Tomás nació el 9 de noviembre de 1929 y por la profesión de su padre que era militar, cursó sus primeros estudios en varias ciudades, terminando su bachillerato en el Instituto de Melilla. Ingresa en la Academia General del Aire en 1950, en Julio de 1954 fue nombrado Teniente del Ejército del Aire. Su primer destino fue la base aérea de Sania Ramel en Tetuán (Marruecos) y sus viajes a Melilla fueron constantes para ver a su familia y amigos.
Después de varios destinos fue nombrado profesor de la Escuela de Reactores de Talavera de la Real en Badajoz, donde pasó gran parte de su vida familiar. Durante este tiempo ascendió a Capitán y se casó con Dña. Isabel Mansilla del Campo con la que tuvo dos hijos.
En el verano de 1967 pasó a la vida civil, volando como comandante en la Compañía Air Spain, haciendo sus primeros vuelos transatlánticos.

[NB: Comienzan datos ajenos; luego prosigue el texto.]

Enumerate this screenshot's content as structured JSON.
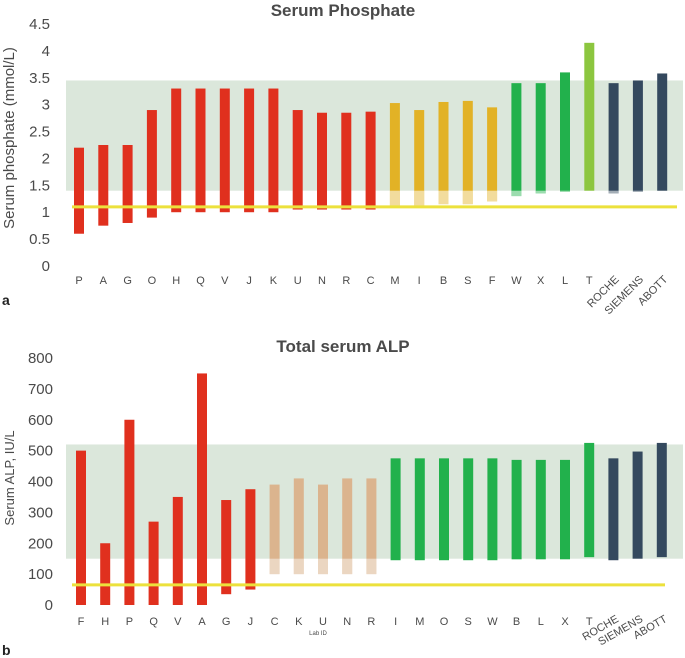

En 1969 cambió de Compañía e ingresó en Iberia. En 1973 ascendió a Comandante y pasó a la Escuela de Pilotos de la Compañía.
Aunque Tomás, a lo largo de toda su vida aeronáutica practicó la acrobacia aérea, verdaderamente donde empezó a tener fama de dicho deporte fue cuando siendo Capitán fue elegido para formar parte del Equipo Español de Vuelo Acrobático, empezando su preparación para el Campeonato de Bilbao dos años antes bajo la dirección de José Luís Aresti, otro insigne aviador español, creador del Sistema Aerocriptográfico Aresti que tanta fama dió a este deporte.
Después del Campeonato de Bilbao, donde Tomás puso en lo más alto del podium el nombre de España, partició en todos los eventos y campeonatos que hubo, tanto nacionales como extranjeros, siendo admirado por sus vuelos que demostraron su alta experiencia, así como el arte y belleza en todas las figuras que realizó.
Hizo su último vuelo el 14 de junio de 1982 en Madrid, donde murió acompañado de todos su seres queridos.
Tomás dejó una profunda huella en todos los que le rodearon y conocían tanto por su vida profesional como deportiva, pues fue admirado por su sencillez, humildad, caballerosidad y amor a la aviación y sobre todo por los vuelos que realizaba con tanto arte, naturalidad, belleza y seguridad que eran dignos de admiración en todos los que los presenciaban, siendo objeto de las críticas más positivas.